The easiest way to improve contact hours whilst keeping staff costs constant is to move from seminars to lectures. But research by Graham Gibbs has shown that “close contact that involves at least some interaction between teachers and students on a personal basis is associated with greater educational gains”. Adoption of contact hours as a metric would therefore likely drive down teaching quality. A more complicated metric, based on the number of contact hours divided by the number of people present during those contact hours, would be better, but would require more effort.

Active bias

My third point is that there are some measures which we should actively resist. In particular, I think we should actively resist the use of teaching evaluations. Teaching evaluations have been shown to be biased, in that female instructors, or rather instructors who students believe to be female, are evaluated more harshly than male instructors. I say, who students believe to be female, because I am basing this claim on a study of teaching evaluations made of an online course, where students had no face to face interaction with their instructors, and where instructors randomly swapped genders.

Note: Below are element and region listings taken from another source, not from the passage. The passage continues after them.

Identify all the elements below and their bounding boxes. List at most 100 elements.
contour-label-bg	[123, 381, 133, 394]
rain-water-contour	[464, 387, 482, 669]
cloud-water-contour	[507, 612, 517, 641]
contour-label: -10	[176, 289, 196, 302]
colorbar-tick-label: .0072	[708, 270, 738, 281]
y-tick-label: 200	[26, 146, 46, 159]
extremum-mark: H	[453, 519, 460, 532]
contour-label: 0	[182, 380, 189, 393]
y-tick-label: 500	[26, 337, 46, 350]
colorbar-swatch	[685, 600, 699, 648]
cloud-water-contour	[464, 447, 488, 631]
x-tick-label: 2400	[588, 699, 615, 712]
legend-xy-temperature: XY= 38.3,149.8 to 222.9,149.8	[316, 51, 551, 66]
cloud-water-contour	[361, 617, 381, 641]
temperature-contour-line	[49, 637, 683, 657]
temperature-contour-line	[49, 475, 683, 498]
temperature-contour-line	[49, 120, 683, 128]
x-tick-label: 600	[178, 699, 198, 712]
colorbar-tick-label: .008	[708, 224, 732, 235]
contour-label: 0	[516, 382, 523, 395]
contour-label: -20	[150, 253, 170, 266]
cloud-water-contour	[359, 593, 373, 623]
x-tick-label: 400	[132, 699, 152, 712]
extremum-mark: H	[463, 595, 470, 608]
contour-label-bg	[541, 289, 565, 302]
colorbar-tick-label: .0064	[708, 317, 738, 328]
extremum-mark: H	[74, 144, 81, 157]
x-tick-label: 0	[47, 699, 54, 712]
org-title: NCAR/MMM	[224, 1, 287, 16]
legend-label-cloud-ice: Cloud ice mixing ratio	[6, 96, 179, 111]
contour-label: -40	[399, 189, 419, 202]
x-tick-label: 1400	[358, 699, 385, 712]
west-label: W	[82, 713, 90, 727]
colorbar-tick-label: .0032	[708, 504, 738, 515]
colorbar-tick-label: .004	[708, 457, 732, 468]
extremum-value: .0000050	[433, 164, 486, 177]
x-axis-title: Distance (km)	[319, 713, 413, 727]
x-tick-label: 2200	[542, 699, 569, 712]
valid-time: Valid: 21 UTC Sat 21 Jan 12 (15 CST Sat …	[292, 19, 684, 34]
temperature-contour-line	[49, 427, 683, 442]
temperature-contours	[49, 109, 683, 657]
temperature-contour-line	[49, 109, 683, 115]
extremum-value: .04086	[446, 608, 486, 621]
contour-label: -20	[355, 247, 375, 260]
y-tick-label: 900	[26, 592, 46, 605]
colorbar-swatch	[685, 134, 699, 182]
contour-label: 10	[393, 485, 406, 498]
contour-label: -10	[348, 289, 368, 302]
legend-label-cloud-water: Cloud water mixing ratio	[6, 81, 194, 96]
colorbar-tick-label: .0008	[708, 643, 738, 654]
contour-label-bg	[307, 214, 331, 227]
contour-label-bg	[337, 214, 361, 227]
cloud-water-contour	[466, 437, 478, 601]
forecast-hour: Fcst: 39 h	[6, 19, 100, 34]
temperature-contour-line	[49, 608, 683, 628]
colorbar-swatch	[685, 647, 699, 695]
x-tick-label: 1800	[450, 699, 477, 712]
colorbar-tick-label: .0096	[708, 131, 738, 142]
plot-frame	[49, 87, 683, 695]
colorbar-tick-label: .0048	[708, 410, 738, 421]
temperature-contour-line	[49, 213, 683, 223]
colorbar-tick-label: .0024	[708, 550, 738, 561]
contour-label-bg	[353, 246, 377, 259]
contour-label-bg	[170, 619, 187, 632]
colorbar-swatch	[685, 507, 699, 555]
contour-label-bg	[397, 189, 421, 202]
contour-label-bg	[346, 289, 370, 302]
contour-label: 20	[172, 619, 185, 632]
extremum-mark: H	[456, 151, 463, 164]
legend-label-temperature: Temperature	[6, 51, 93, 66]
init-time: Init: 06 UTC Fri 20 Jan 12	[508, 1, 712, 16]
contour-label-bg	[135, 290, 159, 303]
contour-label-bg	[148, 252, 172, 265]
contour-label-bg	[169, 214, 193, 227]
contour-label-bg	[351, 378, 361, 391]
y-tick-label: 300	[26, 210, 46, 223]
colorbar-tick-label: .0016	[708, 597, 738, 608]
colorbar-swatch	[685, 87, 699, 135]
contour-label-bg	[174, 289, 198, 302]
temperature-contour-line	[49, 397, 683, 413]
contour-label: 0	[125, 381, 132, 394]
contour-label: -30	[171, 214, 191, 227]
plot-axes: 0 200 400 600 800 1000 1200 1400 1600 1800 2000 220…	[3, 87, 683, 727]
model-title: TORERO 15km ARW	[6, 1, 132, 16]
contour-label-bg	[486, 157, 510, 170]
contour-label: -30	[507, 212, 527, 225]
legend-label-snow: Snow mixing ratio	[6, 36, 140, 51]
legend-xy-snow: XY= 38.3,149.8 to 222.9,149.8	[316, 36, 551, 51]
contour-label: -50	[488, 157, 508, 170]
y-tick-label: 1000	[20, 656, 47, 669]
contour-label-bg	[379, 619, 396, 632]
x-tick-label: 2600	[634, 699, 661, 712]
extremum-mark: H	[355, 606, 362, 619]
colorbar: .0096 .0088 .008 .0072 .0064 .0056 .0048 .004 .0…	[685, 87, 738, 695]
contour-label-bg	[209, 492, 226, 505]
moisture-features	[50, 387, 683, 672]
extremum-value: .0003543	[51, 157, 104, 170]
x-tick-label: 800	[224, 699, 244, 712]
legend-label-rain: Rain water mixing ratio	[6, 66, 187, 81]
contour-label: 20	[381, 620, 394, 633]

If that wasn’t enough, teaching evaluations don’t measure learning gain. Where students are randomly assigned to different instructors, and where students are subsequently assessed according to a common standard, students do better if they were taught by instructors who received worse evaluations ([1], [2]).

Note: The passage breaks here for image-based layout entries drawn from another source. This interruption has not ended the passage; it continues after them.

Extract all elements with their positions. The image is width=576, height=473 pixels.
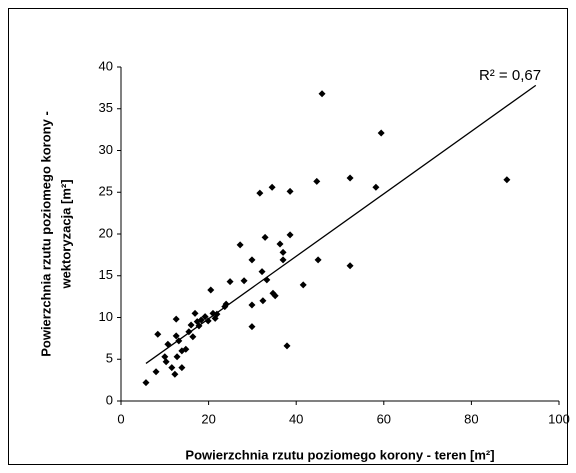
point	[142, 379, 150, 387]
y-tick-label: 5	[106, 351, 113, 366]
point	[173, 353, 181, 361]
y-tick-label: 0	[106, 392, 113, 407]
point	[299, 281, 307, 289]
y-tick-label: 25	[99, 184, 113, 199]
point	[346, 262, 354, 270]
point	[154, 330, 162, 338]
point	[503, 176, 511, 184]
point	[258, 268, 266, 276]
point	[191, 309, 199, 317]
point	[204, 317, 212, 325]
point	[189, 333, 197, 341]
y-axis-label: Powierzchnia rzutu poziomego korony -	[38, 111, 53, 357]
point	[197, 316, 205, 324]
point	[195, 322, 203, 330]
point	[271, 292, 279, 300]
point	[377, 129, 385, 137]
point	[187, 321, 195, 329]
point	[248, 323, 256, 331]
chart-frame	[8, 8, 568, 465]
point	[263, 276, 271, 284]
point	[172, 332, 180, 340]
y-tick-label: 40	[99, 58, 113, 73]
point	[226, 278, 234, 286]
point	[164, 340, 172, 348]
x-tick-label: 100	[548, 411, 570, 426]
point	[286, 187, 294, 195]
point	[240, 277, 248, 285]
point	[314, 256, 322, 264]
point	[279, 248, 287, 256]
point	[207, 286, 215, 294]
annotation: R² = 0,67	[479, 67, 541, 84]
point	[171, 370, 179, 378]
point	[372, 183, 380, 191]
point	[185, 328, 193, 336]
point	[313, 177, 321, 185]
point	[283, 342, 291, 350]
point	[346, 174, 354, 182]
point	[279, 256, 287, 264]
point	[236, 241, 244, 249]
y-axis-label: wektoryzacja [m²]	[58, 179, 73, 289]
point	[286, 231, 294, 239]
x-tick-label: 60	[377, 411, 391, 426]
point	[168, 364, 176, 372]
y-tick-label: 10	[99, 309, 113, 324]
point	[268, 183, 276, 191]
point	[201, 313, 209, 321]
point	[248, 256, 256, 264]
point	[248, 301, 256, 309]
point	[182, 345, 190, 353]
y-tick-label: 20	[99, 225, 113, 240]
point	[261, 233, 269, 241]
y-tick-label: 35	[99, 100, 113, 115]
x-tick-label: 20	[201, 411, 215, 426]
point	[222, 300, 230, 308]
x-tick-label: 80	[464, 411, 478, 426]
point	[276, 240, 284, 248]
point	[318, 90, 326, 98]
x-tick-label: 0	[117, 411, 124, 426]
point	[175, 337, 183, 345]
point	[256, 189, 264, 197]
point	[172, 315, 180, 323]
point	[178, 364, 186, 372]
x-axis-label: Powierzchnia rzutu poziomego korony - te…	[185, 447, 494, 462]
trendline	[145, 84, 537, 364]
y-tick-label: 30	[99, 142, 113, 157]
point	[152, 368, 160, 376]
x-tick-label: 40	[289, 411, 303, 426]
point	[213, 310, 221, 318]
point	[259, 297, 267, 305]
y-tick-label: 15	[99, 267, 113, 282]
point	[162, 358, 170, 366]
point	[161, 353, 169, 361]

Does this mean we shouldn’t evaluate the quality of our teaching? No! But it means that we do it by peer-assessment, something that we say we do, but in practice don’t as much as we ought, because it’s expensive.

Is the unmeasured alternative better?

My third point is that although it is in very many instances possible to identify biases in metrics, it is only possible to identify these biases because of the effort taken to collect information. This does not mean that there were no biases before this information was collected: it just means that we were less aware of them.

To give an example: it’s well known that departments do better in the REF if they have a staff member on the REF panel. This doesn’t necessarily mean that panel assessments are biased. It may be that panel members are drawn from departments which do better work. But the effect remains when controls are included for the quality of that department’s work.

There is, therefore, a possible bias in the allocation of QR funding across universities. Does that mean that the system of allocation on the basis of REF or RAE results is more or less biased than the previous system, used in the seventies and eighties, of allocating funding through the University Grants Committee? We don’t know.

Crowding out

My final point is an optimistic one. It’s true that many metrics are being created by government as part of a drive to manage or steer universities more intensively. It is also true that many of these metrics are poor measures. However, that doesn't mean that they don’t represent an improvement on the status quo.

That’s because at the moment, we have a number of private organizations which create metrics which are, quite frankly, abysmal. The Complete University Guide, the Times, and the Guardian all compile rankings of universities. All three of these rankings include, as a component, the average tariff score of students selected for different courses at different universities.

The tariff score is not a measure of the quality of teaching at a university. Rather, it measures inputs. I find it difficult to understand why these papers, if they are sincere in what they do, include a measure of inputs as an indicator of quality. We wouldn't judge a hospital on whether its patients started off healthier to begin with. We shouldn't assess universities’ quality in that way. If the development of the TEF leads to these measures being supplanted, it will be a positive development.